La reforma de la seguridad social en 1996 fue una gran irresponsabilidad fiscal

Si de responsabilidad fiscal hablamos…

No es cierto que por un problema de responsabilidad fiscal los economistas estemos divididos en dos bandos. Se ha dicho que mientras para unos lo primero es el déficit fiscal, para otros lo esencial es el sector real de la economía, compuesto por el nivel productivo, la inversión, el consumo y el empleo, entre otras variables de ese tipo.

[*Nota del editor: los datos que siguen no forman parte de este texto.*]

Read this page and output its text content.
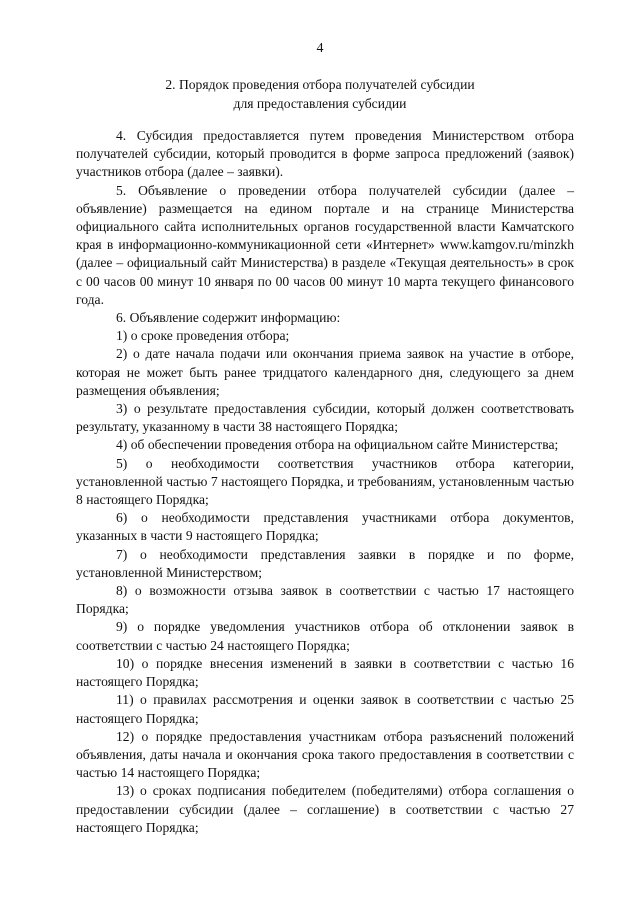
4
2. Порядок проведения отбора получателей субсидии
для предоставления субсидии

4. Субсидия предоставляется путем проведения Министерством отбора получателей субсидии, который проводится в форме запроса предложений (заявок) участников отбора (далее – заявки).

5. Объявление о проведении отбора получателей субсидии (далее – объявление) размещается на едином портале и на странице Министерства официального сайта исполнительных органов государственной власти Камчатского края в информационно-коммуникационной сети «Интернет» www.kamgov.ru/minzkh (далее – официальный сайт Министерства) в разделе «Текущая деятельность» в срок с 00 часов 00 минут 10 января по 00 часов 00 минут 10 марта текущего финансового года.

6. Объявление содержит информацию:

1) о сроке проведения отбора;

2) о дате начала подачи или окончания приема заявок на участие в отборе, которая не может быть ранее тридцатого календарного дня, следующего за днем размещения объявления;

3) о результате предоставления субсидии, который должен соответствовать результату, указанному в части 38 настоящего Порядка;

4) об обеспечении проведения отбора на официальном сайте Министерства;

5) о необходимости соответствия участников отбора категории, установленной частью 7 настоящего Порядка, и требованиям, установленным частью 8 настоящего Порядка;

6) о необходимости представления участниками отбора документов, указанных в части 9 настоящего Порядка;

7) о необходимости представления заявки в порядке и по форме, установленной Министерством;

8) о возможности отзыва заявок в соответствии с частью 17 настоящего Порядка;

9) о порядке уведомления участников отбора об отклонении заявок в соответствии с частью 24 настоящего Порядка;

10) о порядке внесения изменений в заявки в соответствии с частью 16 настоящего Порядка;

11) о правилах рассмотрения и оценки заявок в соответствии с частью 25 настоящего Порядка;

12) о порядке предоставления участникам отбора разъяснений положений объявления, даты начала и окончания срока такого предоставления в соответствии с частью 14 настоящего Порядка;

13) о сроках подписания победителем (победителями) отбора соглашения о предоставлении субсидии (далее – соглашение) в соответствии с частью 27 настоящего Порядка;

No es así, y con esto constatamos una vez más que las falsas contraposiciones están a la orden del día. Ningún economista que se precie puede desconocer la estrecha interrelación entre las variables del sector real de la economía y las variables financieras.

Si alguien cree que el fin último de la política económica es meramente obtener el equilibrio en los aspectos financieros, ese alguien está muy enfermo y estaría mal de nuestra parte que lo asimilásemos a una corriente de opinión. No obstante, llama la atención que no sea más consensual la opinión acerca de que la reactivación no va a obtenerse sino a acentuarse bajando el gasto y especialmente la inversión pública, y acerca de que el déficit fiscal es consecuencia y no causa de la crisis.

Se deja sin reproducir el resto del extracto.